Text by Raúl van Dijk Escoriza
The Raqqa Museum, holding holding a precious archaeological collection has suffered greatly during Syria’s bitter civil war. Having been plundered and partly destroyed by ISIS, an international project has been organized to reconstruct the museum’s inventory, aiding in the retrieval of lost and looted artefacts. Archaeologist Monique Arntz (University of Cambridge), has been appointed by the Centre for Global Heritage and Development, one of the co-organizers, to aid in this reconstruction project.
“The most important aim of this project is to help our colleagues in Raqqa and its citizens reclaim their heritage”, according to Arntz. Even though the Syrian Directorate General of Antiquities and Museums (DGAM) reacted swiftly when hostilities broke out and evacuated the collections of many provincial museums to its headquarters in Damascus, it was not capable to fully evacuate the Raqqa Museum after the fall of the city in 2012. Both the museum and its external storage spaces were thoroughly damaged and looted and its artifacts were channelled into the illegal antiquities market. This was a terrible loss, as the museum was home to over 6000 artifacts from major excavations (including Tell Sabi Abyad, Tell Bi’a and Tell Zaidan), from the Neanderthals until Medieval Islamic times. Of objects kept and inventoried in the museum, about 65% or ca. 4000 objects remain stolen or destroyed.
Neolithic animal figurine (F04-017), dated to the middle of the 7th millennium BC. Courtesy of the Tell Sabi Abyad project.
Focus Raqqa 2.0 will virtually reconstruct the inventory of the looted museum in Raqqa into a bilingual database that will be made accessible through an online platform to all stakeholders in Syria and the world. A lot of painstaking work will be needed for this reconstruction, as the objects are listed in the datasets of the different excavations sites where they were found. However, Monique Arntz is up for this task: “For the last ten years I have been working with objects from the Tell Sabi Abyad site.

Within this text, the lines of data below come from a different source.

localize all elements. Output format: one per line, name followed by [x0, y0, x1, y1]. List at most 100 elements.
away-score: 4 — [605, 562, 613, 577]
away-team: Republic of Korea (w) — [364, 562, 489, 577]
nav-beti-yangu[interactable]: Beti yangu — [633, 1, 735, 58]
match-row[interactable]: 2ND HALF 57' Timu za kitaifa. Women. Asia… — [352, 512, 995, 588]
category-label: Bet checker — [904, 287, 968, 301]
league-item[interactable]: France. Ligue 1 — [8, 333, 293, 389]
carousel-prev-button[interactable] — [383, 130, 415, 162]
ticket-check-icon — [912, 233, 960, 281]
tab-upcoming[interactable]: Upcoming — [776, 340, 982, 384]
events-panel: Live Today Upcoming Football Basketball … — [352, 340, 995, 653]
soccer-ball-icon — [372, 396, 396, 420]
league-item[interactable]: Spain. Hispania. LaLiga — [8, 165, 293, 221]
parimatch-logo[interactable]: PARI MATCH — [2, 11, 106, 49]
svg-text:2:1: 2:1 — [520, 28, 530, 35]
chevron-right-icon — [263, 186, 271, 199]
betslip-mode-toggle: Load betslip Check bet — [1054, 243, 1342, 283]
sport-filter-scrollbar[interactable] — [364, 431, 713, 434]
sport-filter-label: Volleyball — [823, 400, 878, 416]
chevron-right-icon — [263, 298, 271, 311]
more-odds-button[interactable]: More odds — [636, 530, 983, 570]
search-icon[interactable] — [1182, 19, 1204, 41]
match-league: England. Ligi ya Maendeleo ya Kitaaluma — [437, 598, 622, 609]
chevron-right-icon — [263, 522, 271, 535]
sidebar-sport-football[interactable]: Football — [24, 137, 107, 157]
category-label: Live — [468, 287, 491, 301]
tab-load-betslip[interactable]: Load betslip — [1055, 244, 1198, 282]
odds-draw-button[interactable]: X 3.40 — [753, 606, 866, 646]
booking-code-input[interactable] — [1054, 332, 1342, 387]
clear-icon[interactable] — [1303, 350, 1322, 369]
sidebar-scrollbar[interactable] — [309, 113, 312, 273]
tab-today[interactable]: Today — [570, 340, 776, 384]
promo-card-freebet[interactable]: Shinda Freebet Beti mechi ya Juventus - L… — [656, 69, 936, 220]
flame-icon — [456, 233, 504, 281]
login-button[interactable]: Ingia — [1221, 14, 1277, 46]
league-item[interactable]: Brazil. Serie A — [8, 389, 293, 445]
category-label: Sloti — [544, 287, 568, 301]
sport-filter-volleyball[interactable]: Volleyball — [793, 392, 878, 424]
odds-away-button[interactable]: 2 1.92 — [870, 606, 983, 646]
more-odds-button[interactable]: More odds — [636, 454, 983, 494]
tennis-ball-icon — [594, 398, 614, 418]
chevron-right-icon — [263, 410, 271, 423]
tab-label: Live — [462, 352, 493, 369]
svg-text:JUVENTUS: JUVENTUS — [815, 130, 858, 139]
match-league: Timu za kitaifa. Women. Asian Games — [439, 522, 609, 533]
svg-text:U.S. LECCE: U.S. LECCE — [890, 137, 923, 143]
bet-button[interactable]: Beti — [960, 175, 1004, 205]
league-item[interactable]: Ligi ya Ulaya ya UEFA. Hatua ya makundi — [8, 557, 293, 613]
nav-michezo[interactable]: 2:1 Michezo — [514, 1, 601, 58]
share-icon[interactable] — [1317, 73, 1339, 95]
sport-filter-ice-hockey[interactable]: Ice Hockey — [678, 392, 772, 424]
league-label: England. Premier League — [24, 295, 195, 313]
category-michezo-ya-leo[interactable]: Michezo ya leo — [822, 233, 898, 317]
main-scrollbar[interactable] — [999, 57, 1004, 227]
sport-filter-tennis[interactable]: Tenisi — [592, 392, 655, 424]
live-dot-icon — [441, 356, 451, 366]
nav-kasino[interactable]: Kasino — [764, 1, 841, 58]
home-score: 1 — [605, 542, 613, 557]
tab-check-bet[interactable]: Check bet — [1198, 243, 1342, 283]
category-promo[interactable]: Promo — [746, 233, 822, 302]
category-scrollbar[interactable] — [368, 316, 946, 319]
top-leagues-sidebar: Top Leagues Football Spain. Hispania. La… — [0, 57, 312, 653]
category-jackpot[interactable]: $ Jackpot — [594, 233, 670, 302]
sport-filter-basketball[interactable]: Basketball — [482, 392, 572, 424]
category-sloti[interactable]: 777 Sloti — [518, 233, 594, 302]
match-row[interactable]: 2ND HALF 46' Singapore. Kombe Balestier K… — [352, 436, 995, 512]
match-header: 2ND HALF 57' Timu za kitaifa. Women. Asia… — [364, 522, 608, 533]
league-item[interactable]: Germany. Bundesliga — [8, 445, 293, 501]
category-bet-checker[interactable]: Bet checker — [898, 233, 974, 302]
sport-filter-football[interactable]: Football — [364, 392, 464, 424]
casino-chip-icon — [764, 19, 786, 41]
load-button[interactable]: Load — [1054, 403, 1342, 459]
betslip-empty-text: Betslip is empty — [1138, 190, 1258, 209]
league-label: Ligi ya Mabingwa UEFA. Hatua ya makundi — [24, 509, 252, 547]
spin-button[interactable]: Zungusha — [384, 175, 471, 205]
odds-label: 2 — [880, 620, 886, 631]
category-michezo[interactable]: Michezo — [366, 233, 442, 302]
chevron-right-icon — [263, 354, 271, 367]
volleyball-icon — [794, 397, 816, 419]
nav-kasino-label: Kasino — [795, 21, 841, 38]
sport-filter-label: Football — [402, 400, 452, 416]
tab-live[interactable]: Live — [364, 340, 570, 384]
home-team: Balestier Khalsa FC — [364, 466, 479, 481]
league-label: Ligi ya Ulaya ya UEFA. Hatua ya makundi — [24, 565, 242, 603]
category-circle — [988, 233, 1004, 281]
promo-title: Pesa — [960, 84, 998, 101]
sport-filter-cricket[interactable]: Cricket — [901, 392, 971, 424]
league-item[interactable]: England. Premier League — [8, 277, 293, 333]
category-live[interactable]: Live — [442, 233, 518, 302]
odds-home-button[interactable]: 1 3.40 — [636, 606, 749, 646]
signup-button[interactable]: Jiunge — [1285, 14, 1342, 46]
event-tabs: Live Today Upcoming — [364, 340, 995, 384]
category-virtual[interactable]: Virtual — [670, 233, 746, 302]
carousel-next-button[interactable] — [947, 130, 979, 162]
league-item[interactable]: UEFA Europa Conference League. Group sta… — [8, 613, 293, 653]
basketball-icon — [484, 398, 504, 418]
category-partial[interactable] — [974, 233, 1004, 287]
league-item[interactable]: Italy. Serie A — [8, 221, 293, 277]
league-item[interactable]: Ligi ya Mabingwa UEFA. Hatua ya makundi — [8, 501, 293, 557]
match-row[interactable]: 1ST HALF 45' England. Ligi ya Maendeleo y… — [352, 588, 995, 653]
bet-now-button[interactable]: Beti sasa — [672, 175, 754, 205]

Both my BA and Research MA thesis were centred around part of the figurine corpus found at the site, and in my current PhD research I focus on the entire dataset. By now I am quite familiar with both its materials and documentation.” Information on other excavations sites is to be found in the (digital) archives of the Deutsche Orient-Gesellschaft, Frankfurt University archives, Leiden University, and the Oriental institute in Chicago.
Archaeologist Monique Arntz. PhD candidate at the University of Cambridge
Bringing all this information together is just the beginning, “we still have to build the database in which all object information is integrated”, says Arntz. This database will be created in conjunction with SHAP (the Syrian Heritage Archives Project) with which Focus Raqqa 2.0 collaborates. Together with a small team in Raqqa, and two other archaeologists, Arntz will have to create an entry for each of the approximately 5500 pre-Islamic objects once housed in the museum (the Islamic objects have already been catalogued by SHAP). “Tell Sabi Abyad’s documentation has been fully digitized, which will save us a lot of work”, sources of the other excavations will have to be either digitized or manually introduced into the database. Arntz: “I will have to work with Adobe Photoshop to clean up some of the visual documentation to be able to deliver it in the best quality possible.”
Working with the objects the datasets contain is something she finds exhilarating: “I started studying at the age of 27. History, especially the history of the Ancient Near East, has always fascinated me, and after working for several years I finally decided to give the university a try. I chose Archaeology due to its practical, hands-on approach: field work is the greatest thing! I owe a lot to Dr. Olivier Nieuwenhuyse, who I consider to be one of my best teachers. As my BA supervisor he helped me define my research interest in figurines, an interest I hold to this day.” The late Dr. Nieuwenhuyse was besides Arntz teacher also the initiator of the Focus Raqqa pilot project (2017-2018) and Focus Raqqa 2.0 project, “that is another reason why I am proud to be part of this project”.
Raqqa Museum before the capture and looting by ISIS in 2012
When finalised, Focus Raqqa 2.0 will provide vital information to prosecutors of illegal antiquities trafficking (Interpol, International Customs) to identify looted Raqqa Museum objects. The inventory will document Raqqa Museum's legal ownership of the stolen objects that were most probably guided into the international illegal antiquities trade. Whenever these objects will resurface, their documentation in the inventory will give Raqqa Museum the tool to claim them back. Professionals at the museum and local NGO’s will be able to revive and refurbish the museum with the objects missing, eventually contributing towards building a new collection and exhibition once the political situation permits it. Arntz: “through all the years I have been working with the objects of the Tell Sabi Abyad site, I have formed a strong bond with the Raqqa Museum. I find therefore incredibly important that I am able to help in the reconstruction of the museum and help the locals rediscover their heritage.”
Focus Raqqa 2.0 is made possible by a grant of the ALIPH foundation.